Profile 8 was opened in summit position, in which formed from basaltic parent material. Highlands (LS4) covers the largest portion of the study area. In this stable surface of landscape, the climatic conditions enabled further soil development under natural vegetation. Leaching of basic cation was severe due to the high precipitation. Therefore, CEC and base saturation of soils in highlands were lower as compared to those of soils located at footsolpe position. Similarly, Paudel and West concluded from their study conducted in the Philippines that soils in footsolpe and highlands showed marked differences, especially in CEC and base saturation. Morphological observations revealed a relatively advanced soil development. A, B, C horizonation soils were predominantly occurred in this landscape (Table 1). Eluviation and illuviation were the main processes influencing the profile development of soils studied.
The solum thickness in LS4 was greater as compared to the soils located over LS2, LS3 and LS1 and soil development also was prominent. Soil pH was between 5.2 and 6.5 in profile 8, located at 1000 m above sea level. High precipitation and leaching of basic cations resulted in acidic conditions. Both salt and calcium carbonate content were very low. The soil texture was CL in topsoil and C in subsoil. The CEC increased with depth, changing from 24.5 to 34.2 meq/100 g soil. Although Fe content was 0.08% in topsoil, it was 3.63% in Bt horizon (Table 2). Degree of weathering and development in the Bt horizon indicated a relatively high soil development in this landscape due to silt/clay ratio and subsurface horizon depth (Table 3). Considering ochric epipedon and the argillic horizon the soils studied in LS4 were classified in Typic Haplustalfs.

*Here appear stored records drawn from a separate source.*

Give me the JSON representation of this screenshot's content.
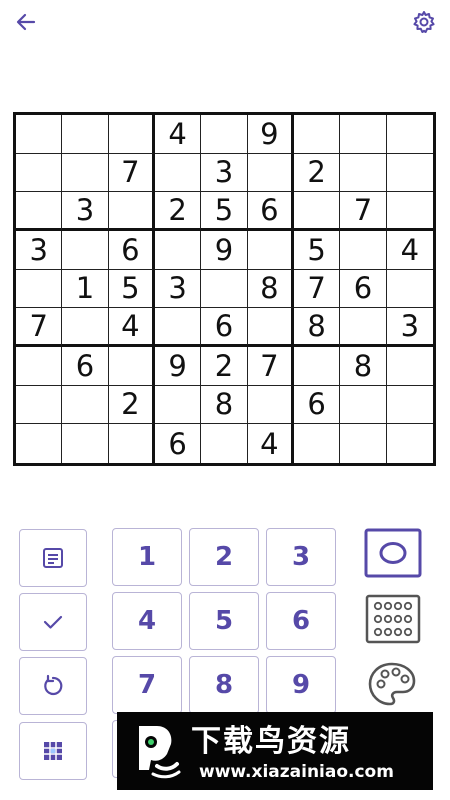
{
  "icons": {
    "back": "arrow-left-icon",
    "settings": "gear-icon",
    "notes": "notes-icon",
    "check": "check-icon",
    "reset": "refresh-icon",
    "grid": "grid-icon",
    "circle_mode": "circle-mode-icon",
    "dots_mode": "dots-grid-icon",
    "palette": "palette-icon"
  },
  "colors": {
    "accent": "#5649a8",
    "button_border": "#b9b4d6",
    "grid_line": "#111111"
  },
  "board": [
    [
      "",
      "",
      "",
      "4",
      "",
      "9",
      "",
      "",
      ""
    ],
    [
      "",
      "",
      "7",
      "",
      "3",
      "",
      "2",
      "",
      ""
    ],
    [
      "",
      "3",
      "",
      "2",
      "5",
      "6",
      "",
      "7",
      ""
    ],
    [
      "3",
      "",
      "6",
      "",
      "9",
      "",
      "5",
      "",
      "4"
    ],
    [
      "",
      "1",
      "5",
      "3",
      "",
      "8",
      "7",
      "6",
      ""
    ],
    [
      "7",
      "",
      "4",
      "",
      "6",
      "",
      "8",
      "",
      "3"
    ],
    [
      "",
      "6",
      "",
      "9",
      "2",
      "7",
      "",
      "8",
      ""
    ],
    [
      "",
      "",
      "2",
      "",
      "8",
      "",
      "6",
      "",
      ""
    ],
    [
      "",
      "",
      "",
      "6",
      "",
      "4",
      "",
      "",
      ""
    ]
  ],
  "keypad": {
    "n1": "1",
    "n2": "2",
    "n3": "3",
    "n4": "4",
    "n5": "5",
    "n6": "6",
    "n7": "7",
    "n8": "8",
    "n9": "9"
  },
  "watermark": {
    "title": "下载鸟资源",
    "url": "www.xiazainiao.com"
  }
}
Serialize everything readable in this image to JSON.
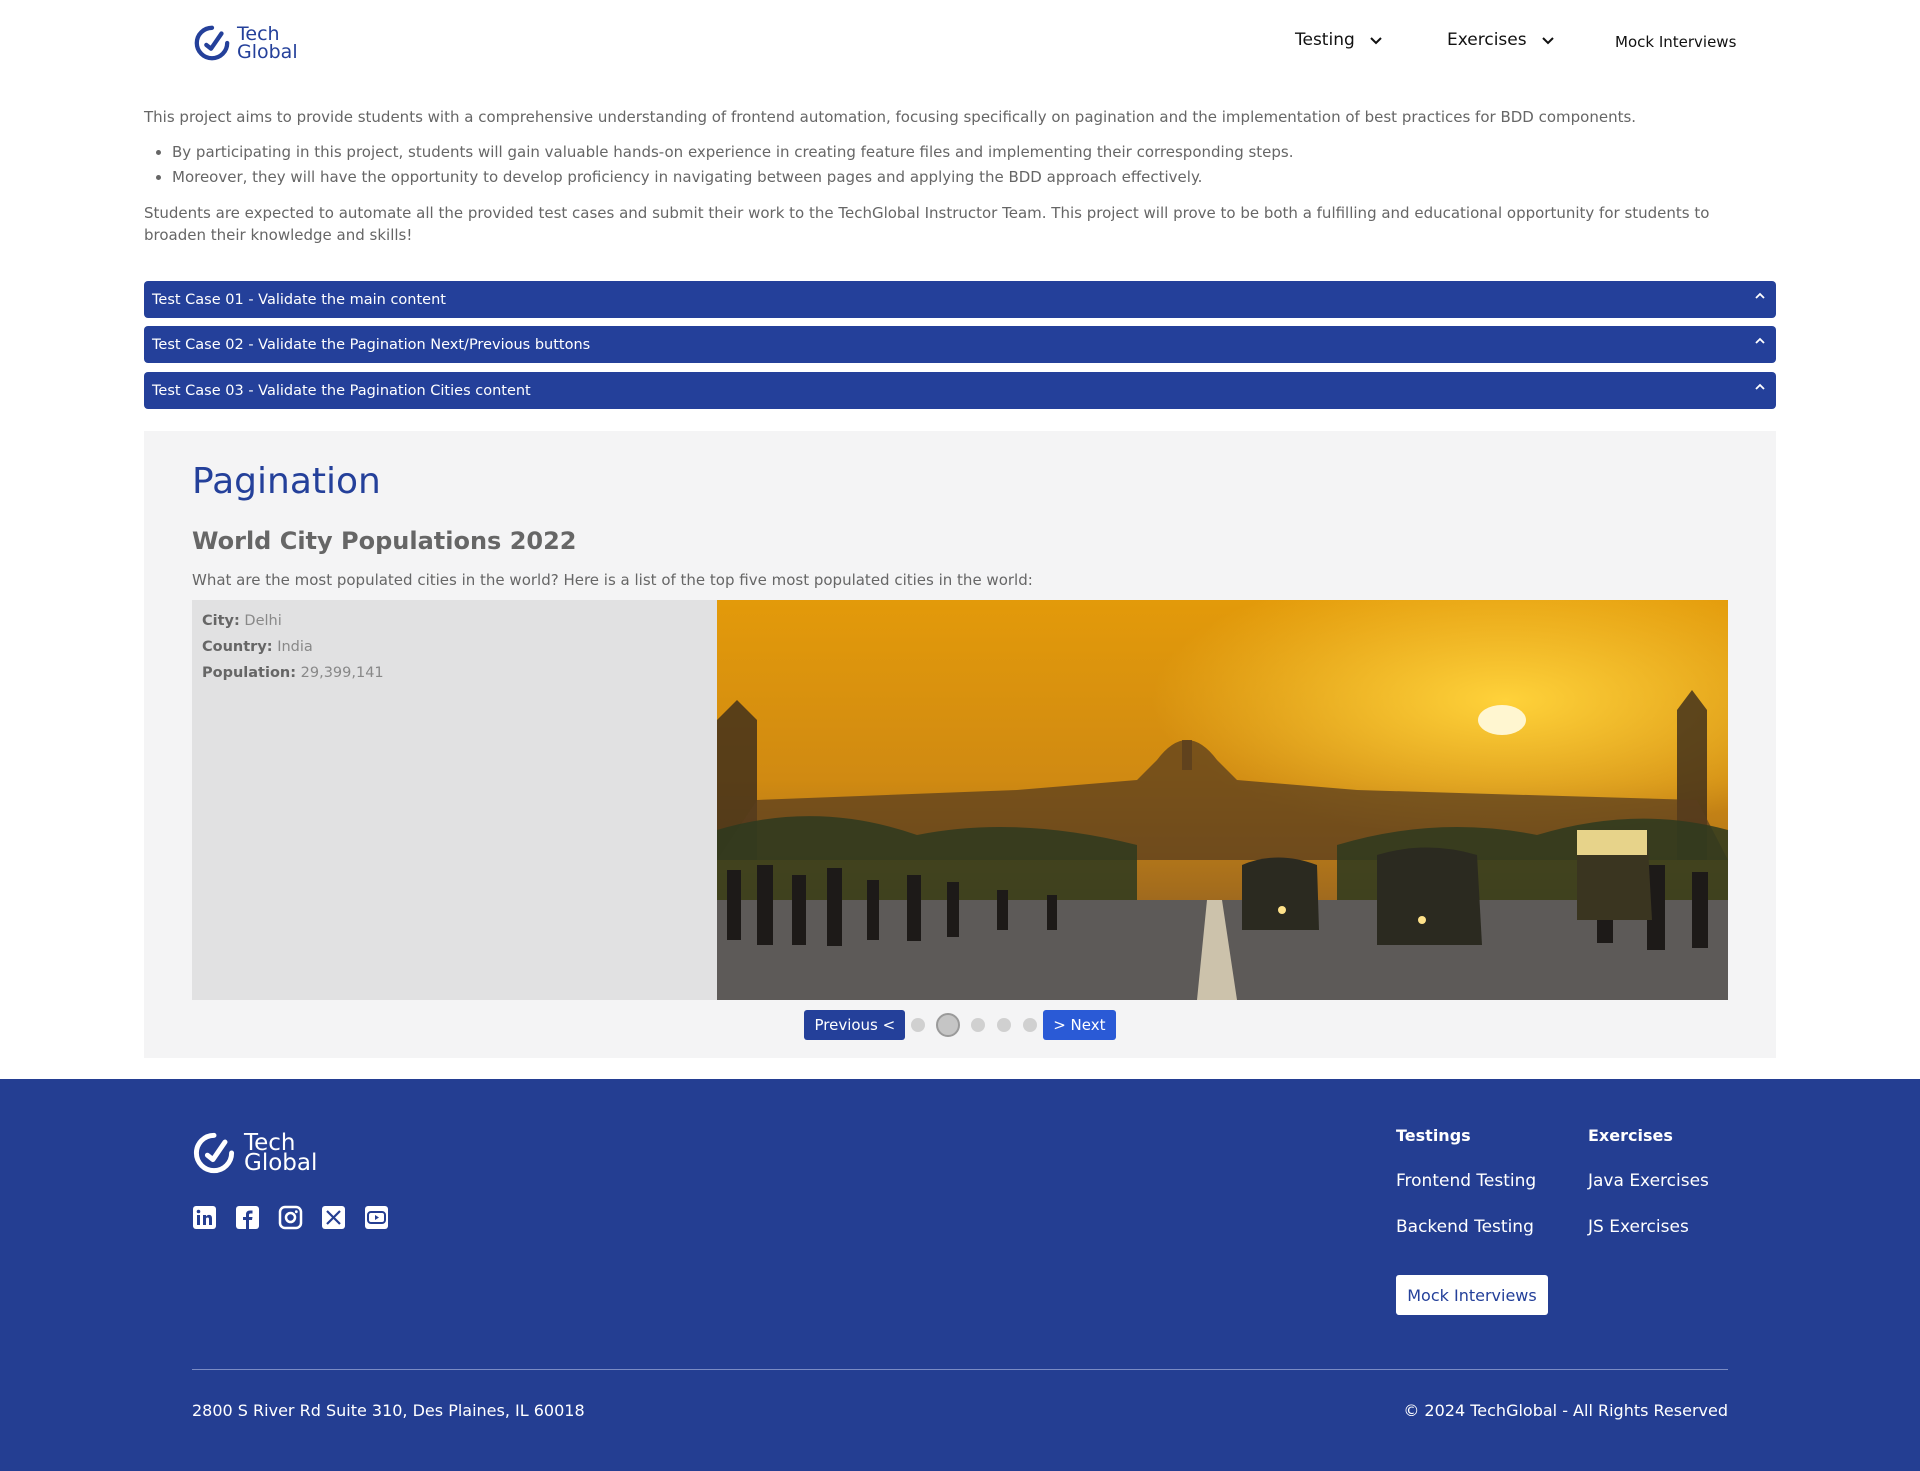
{
  "header": {
    "logo_line1": "Tech",
    "logo_line2": "Global",
    "nav": {
      "testing": "Testing",
      "exercises": "Exercises",
      "mock": "Mock Interviews"
    }
  },
  "intro": {
    "p1": "This project aims to provide students with a comprehensive understanding of frontend automation, focusing specifically on pagination and the implementation of best practices for BDD components.",
    "bullets": [
      "By participating in this project, students will gain valuable hands-on experience in creating feature files and implementing their corresponding steps.",
      "Moreover, they will have the opportunity to develop proficiency in navigating between pages and applying the BDD approach effectively."
    ],
    "p2": "Students are expected to automate all the provided test cases and submit their work to the TechGlobal Instructor Team. This project will prove to be both a fulfilling and educational opportunity for students to broaden their knowledge and skills!"
  },
  "accordions": [
    "Test Case 01 - Validate the main content",
    "Test Case 02 - Validate the Pagination Next/Previous buttons",
    "Test Case 03 - Validate the Pagination Cities content"
  ],
  "main": {
    "title": "Pagination",
    "subtitle": "World City Populations 2022",
    "description": "What are the most populated cities in the world? Here is a list of the top five most populated cities in the world:",
    "city_label": "City:",
    "city": "Delhi",
    "country_label": "Country:",
    "country": "India",
    "population_label": "Population:",
    "population": "29,399,141",
    "prev": "Previous <",
    "next": "> Next",
    "active_page": 2,
    "total_pages": 5
  },
  "footer": {
    "logo_line1": "Tech",
    "logo_line2": "Global",
    "social_icons": [
      "linkedin-icon",
      "facebook-icon",
      "instagram-icon",
      "x-icon",
      "youtube-icon"
    ],
    "col1_title": "Testings",
    "col1_links": [
      "Frontend Testing",
      "Backend Testing"
    ],
    "col2_title": "Exercises",
    "col2_links": [
      "Java Exercises",
      "JS Exercises"
    ],
    "mock_button": "Mock Interviews",
    "address": "2800 S River Rd Suite 310, Des Plaines, IL 60018",
    "copyright": "© 2024 TechGlobal - All Rights Reserved"
  },
  "colors": {
    "brand": "#24409a",
    "next_button": "#2a5ad6",
    "card_bg": "#f4f4f5"
  }
}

The soils in the study area were ranked based on the classification and the degree of pedogenesis as Entisols>Mollisols>Alfisols. In a similar study, Langley and Bockheim stated that the soil development at marine terraces in the Pacific Cost was ranked as Inceptisols<Spodosols<Ultisols in the degree of development based on time and soil profile development.
The impact of soil forming factors on soil development in the study area varies with changes in elevation from sea level. Differences in topography and precipitation resulted in development of distinct soil profiles even over the same parent material. Soils in footslope and highlands showed marked differences, especially in CEC and base saturation. Changes in vegetation along with topography and climate resulted in that soils were grouped in different classes. The results clearly showed the varying degree of soil forming factors influenced soil development over different elevation, precipitation and topographic conditions even within short distances and indicated which soils are dynamic and soil development still continues in all the landscapes.
The authors thank Dr. S. Ersahin and Dr. H. Gunal for their critical review and Dr. M. Kilic, R. Kocyigit and K. Kilic for their valuable comments.